One of the Atlanta Regional Commissions goals is to make it more difficult to drive cars (they don't word it quite that way). There is no doubt in my mind that is behind a lot of the people pushing this in the area.

I think bike lanes are great. But they are primarily recreational and should be in safe areas, like the one in Candler/Freedom Park. In Houston they have a lot of trails along the bayous. The Braes Bayou trail is contiguous for at least 15 miles and will go (and may already be complete) all the way from the University of Houston southeast of downtown to near Beltway 8 and Bellaire Blvd some 15 miles west of downtown. Now Houston also has a bike lane on Westpark Drive, which my cycling friends say they would NEVER drive on except on a Sunday. Just too fast and with overpasses, too hard to be seen.
You clearly have not biked for transportation, at least not much. While bike lanes shouldn't be located on highways or 55mph roads, major arterials usually have more space and with dedicates lanes are great for commuting via bike. Bike commuters like less stop signs and lights, just like drivers.

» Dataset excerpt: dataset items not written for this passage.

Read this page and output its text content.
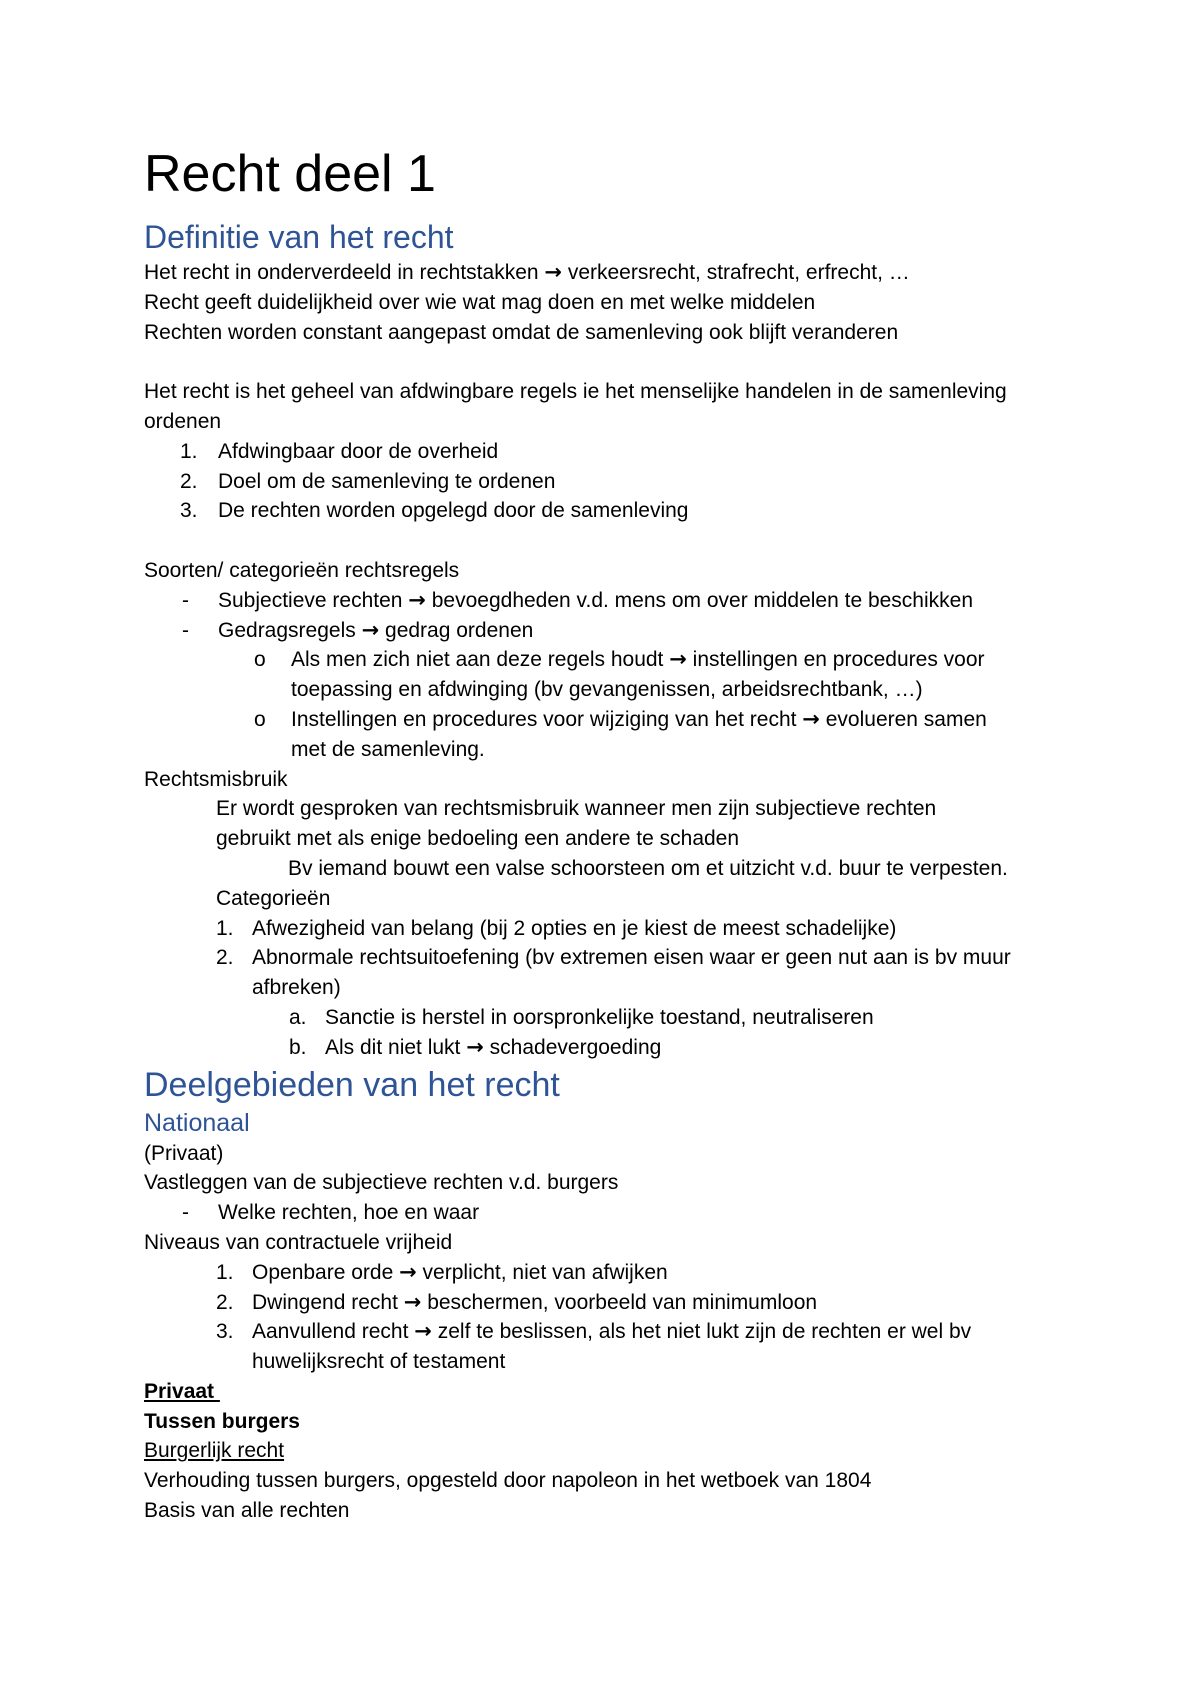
Recht deel 1
Definitie van het recht
Het recht in onderverdeeld in rechtstakken → verkeersrecht, strafrecht, erfrecht, …
Recht geeft duidelijkheid over wie wat mag doen en met welke middelen
Rechten worden constant aangepast omdat de samenleving ook blijft veranderen
Het recht is het geheel van afdwingbare regels ie het menselijke handelen in de samenleving
ordenen
1. Afdwingbaar door de overheid
2. Doel om de samenleving te ordenen
3. De rechten worden opgelegd door de samenleving
Soorten/ categorieën rechtsregels
-	Subjectieve rechten → bevoegdheden v.d. mens om over middelen te beschikken
-	Gedragsregels → gedrag ordenen
o	Als men zich niet aan deze regels houdt → instellingen en procedures voor
toepassing en afdwinging (bv gevangenissen, arbeidsrechtbank, …)
o	Instellingen en procedures voor wijziging van het recht → evolueren samen
met de samenleving.
Rechtsmisbruik
Er wordt gesproken van rechtsmisbruik wanneer men zijn subjectieve rechten
gebruikt met als enige bedoeling een andere te schaden
Bv iemand bouwt een valse schoorsteen om et uitzicht v.d. buur te verpesten.
Categorieën
1. Afwezigheid van belang (bij 2 opties en je kiest de meest schadelijke)
2. Abnormale rechtsuitoefening (bv extremen eisen waar er geen nut aan is bv muur
afbreken)
a. Sanctie is herstel in oorspronkelijke toestand, neutraliseren
b. Als dit niet lukt → schadevergoeding
Deelgebieden van het recht
Nationaal
(Privaat)
Vastleggen van de subjectieve rechten v.d. burgers
-	Welke rechten, hoe en waar
Niveaus van contractuele vrijheid
1. Openbare orde → verplicht, niet van afwijken
2. Dwingend recht → beschermen, voorbeeld van minimumloon
3. Aanvullend recht → zelf te beslissen, als het niet lukt zijn de rechten er wel bv
huwelijksrecht of testament
Privaat
Tussen burgers
Burgerlijk recht
Verhouding tussen burgers, opgesteld door napoleon in het wetboek van 1804
Basis van alle rechten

Also, I'm curious as to why cycling is recreational only? I can see if you live in a very rural or sprawled environment, because it's not really as feasible to use it for such. However, there are lots of places where people depend on a bike for transportation...I am one in particular.

Another thing to consider, if you were to put yourself in the shoes of a commuting cyclist, is that rolling through stop signs isn't a bad thing...assuming that the cyclist is waiting their turn. I ride on a lot of streets where there is no bike lane. They are slow moving city streets and I can mostly keep up with traffic. However, stopping at every stop sign where it's vacant (no waiting cars at any of the other three stop signs) puts you in more danger and slows car traffic down. Here's the concept (Idaho Stop Law), which has been proven to be very successful:

Idaho-style STOP law - SF Bicycle Coalition

Now, I'm completely with you in terms of cyclists running up the right or in between traffic where they don't have their own lanes. Nothing is more frustrating than having to pass a cyclist only to have them drift by you between your car and a parked car...and then having to pass them again. Yes, there are other frustrating scenarios that inexperienced and lazy cyclists perform.

All in all, I see complete streets as a way to get drivers more used to non-vehicular traffic. Pedestrians and cyclists exist either way, and complete streets only lower risk. It also doesn't mean that every single road should be a complete street. Ideally it would be, but financially and feasibly; not so much.